Speech Limits in Supreme Court Plaza Upheld

     (CN) – The D.C. Circuit upheld a 66-year-old law prohibiting the display of a banner or placard in the plaza in front of the U.S. Supreme Court.
     Harold Hodge Jr. had challenged the law after he was charged under it in 2011 when he visited the plaza to “raise public awareness about the adverse treatment of minorities by law enforcement.”
     Then a student at the College of Southern Maryland, Hodge said he stood about 100 feet from the court’s main entrance, wearing a sign measuring 3-feet long by 2-feet wide that read: “The U.S. Gov. Allows Police to Illegally Murder and Brutalize African Americans And Hispanic People.”
     A court officer warned Hodge three times and then arrested the young man for violating Section 6135 of 40 U.S.C., which prohibits citizens from parading, standing or moving in processions in the Supreme Court building or grounds, or displaying a flag, banner, or other device designed to draw public attention to a party, organization, or movement. Those two sections of the 1949 law are known as the assemblages and display clauses.
     Though D.C. prosecutors agreed to drop the charge against Hodge if he stayed away from the Supreme Court for six months, Hodge filed suit because he said Section 6135 was unconstitutional and deters him from returning to the plaza for additional picketing.
     Hodge named a U.S. Supreme Court marshal and a U.S. attorney as defendants in their official capacities. They moved to dismiss or for summary judgment.
     U.S. District Judge Beryl Howell instead granted Hodge summary judgment in a blistering 68-page opinion that slammed Section 6135 as a violation of the First Amendment.
     But D.C. Circuit reversed Howell’s 2013 decision Friday, finding that the government may limit expressive conduct in the “symbolic entry way” to the nation’s highest court.

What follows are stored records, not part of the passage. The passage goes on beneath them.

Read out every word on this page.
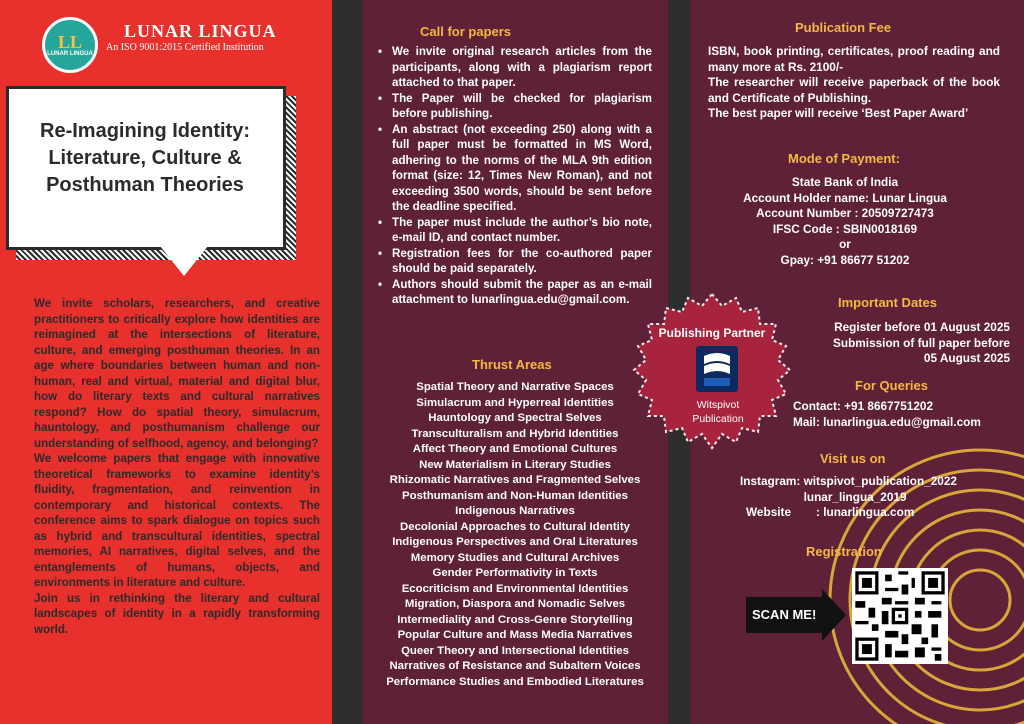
LL
LUNAR LINGUA
LUNAR LINGUA
An ISO 9001:2015 Certified Institution
Re-Imagining Identity:
Literature, Culture &
Posthuman Theories

We invite scholars, researchers, and creative practitioners to critically explore how identities are reimagined at the intersections of literature, culture, and emerging posthuman theories. In an age where boundaries between human and non-human, real and virtual, material and digital blur, how do literary texts and cultural narratives respond? How do spatial theory, simulacrum, hauntology, and posthumanism challenge our understanding of selfhood, agency, and belonging?

We welcome papers that engage with innovative theoretical frameworks to examine identity’s fluidity, fragmentation, and reinvention in contemporary and historical contexts. The conference aims to spark dialogue on topics such as hybrid and transcultural identities, spectral memories, AI narratives, digital selves, and the entanglements of humans, objects, and environments in literature and culture.

Join us in rethinking the literary and cultural landscapes of identity in a rapidly transforming world.

Call for papers
• We invite original research articles from the participants, along with a plagiarism report attached to that paper.
• The Paper will be checked for plagiarism before publishing.
• An abstract (not exceeding 250) along with a full paper must be formatted in MS Word, adhering to the norms of the MLA 9th edition format (size: 12, Times New Roman), and not exceeding 3500 words, should be sent before the deadline specified.
• The paper must include the author’s bio note, e-mail ID, and contact number.
• Registration fees for the co-authored paper should be paid separately.
• Authors should submit the paper as an e-mail attachment to lunarlingua.edu@gmail.com.
Thrust Areas
Spatial Theory and Narrative Spaces
Simulacrum and Hyperreal Identities
Hauntology and Spectral Selves
Transculturalism and Hybrid Identities
Affect Theory and Emotional Cultures
New Materialism in Literary Studies
Rhizomatic Narratives and Fragmented Selves
Posthumanism and Non-Human Identities
Indigenous Narratives
Decolonial Approaches to Cultural Identity
Indigenous Perspectives and Oral Literatures
Memory Studies and Cultural Archives
Gender Performativity in Texts
Ecocriticism and Environmental Identities
Migration, Diaspora and Nomadic Selves
Intermediality and Cross-Genre Storytelling
Popular Culture and Mass Media Narratives
Queer Theory and Intersectional Identities
Narratives of Resistance and Subaltern Voices
Performance Studies and Embodied Literatures
Publishing Partner
Witspivot
Publication
Publication Fee
ISBN, book printing, certificates, proof reading and many more at Rs. 2100/-
The researcher will receive paperback of the book and Certificate of Publishing.
The best paper will receive ‘Best Paper Award’
Mode of Payment:
State Bank of India
Account Holder name: Lunar Lingua
Account Number : 20509727473
IFSC Code : SBIN0018169
or
Gpay: +91 86677 51202
Important Dates
Register before 01 August 2025
Submission of full paper before
05 August 2025
For Queries
Contact: +91 8667751202
Mail: lunarlingua.edu@gmail.com
Visit us on
Instagram:
witspivot_publication_2022
lunar_lingua_2019
Website	: lunarlingua.com
Registration
SCAN ME!
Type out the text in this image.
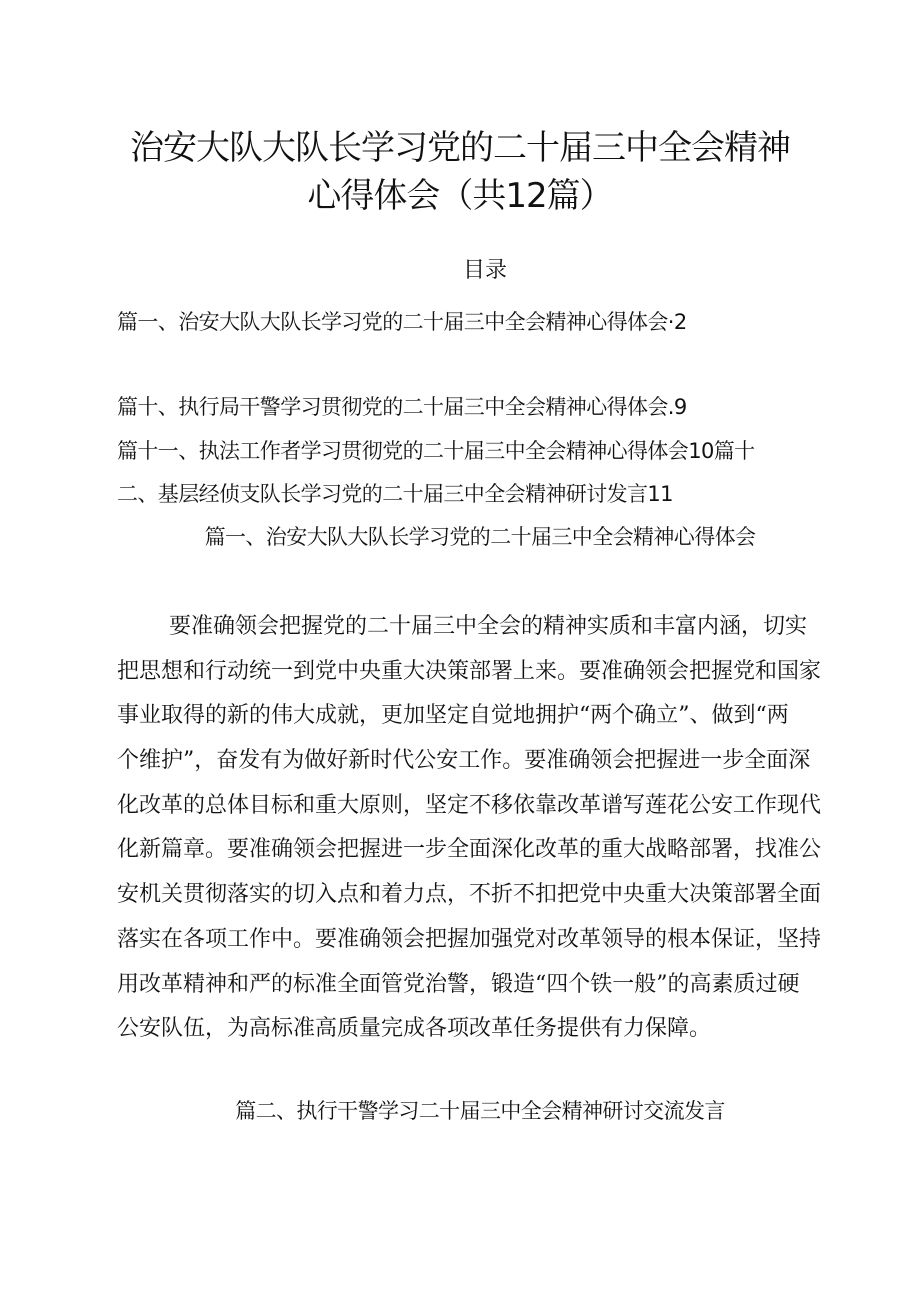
治安大队大队长学习党的二十届三中全会精神
心得体会（共12篇）
目录
篇一、治安大队大队长学习党的二十届三中全会精神心得体会·2
篇十、执行局干警学习贯彻党的二十届三中全会精神心得体会.9
篇十一、执法工作者学习贯彻党的二十届三中全会精神心得体会10篇十
二、基层经侦支队长学习党的二十届三中全会精神研讨发言11
篇一、治安大队大队长学习党的二十届三中全会精神心得体会
要准确领会把握党的二十届三中全会的精神实质和丰富内涵，切实
把思想和行动统一到党中央重大决策部署上来。要准确领会把握党和国家
事业取得的新的伟大成就，更加坚定自觉地拥护“两个确立”、做到“两
个维护”，奋发有为做好新时代公安工作。要准确领会把握进一步全面深
化改革的总体目标和重大原则，坚定不移依靠改革谱写莲花公安工作现代
化新篇章。要准确领会把握进一步全面深化改革的重大战略部署，找准公
安机关贯彻落实的切入点和着力点，不折不扣把党中央重大决策部署全面
落实在各项工作中。要准确领会把握加强党对改革领导的根本保证，坚持
用改革精神和严的标准全面管党治警，锻造“四个铁一般”的高素质过硬
公安队伍，为高标准高质量完成各项改革任务提供有力保障。
篇二、执行干警学习二十届三中全会精神研讨交流发言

     “The Supreme Court plaza distinctively ‘indicate[s] to the public’ that it is very much a ‘part of the Supreme Court grounds.’ The plaza has been described as the opening stage of ‘a carefully choreographed, climbing path that ultimately ends at the courtroom itself,'” Judge Sri Srinivasan wrote for a three-judge panel. “For that reason, the court’s plaza – unlike the surrounding public sidewalks, but like the courthouse it fronts – is a ‘nonpublic forum,’ an area not traditionally kept open for expressive activity by the public.”
     Srinivasan emphasized that the government may impose reasonable restrictions on citizens’ First Amendment rights, as long as the restriction is content-neutral and serves a legitimate government interest.
     Both the assemblages clause and the display clause “reasonably relate to the government’s long-recognized interests in preserving decorum in the area of a courthouse and in assuring the appearance (and actuality) of a judiciary uninfluenced by public opinion and pressure,” Srinivasan said.
     In support of its decision, the court cited the Supreme Court’s April decision in Williams-Yulee v. Fla. Bar, which lets states bar judicial candidates from personally soliciting campaign funds.
     This ruling reinforced the government’s “considerable latitude” to preserve the appearance of an independent judiciary by restricting speech, the panel found.
     It is also reasonable to forbid the display of signs on the plaza, given “the availability of an alternative site for expressive activity in the immediate vicinity: the sidewalk area directly in front of the court’s plaza,” according to the ruling.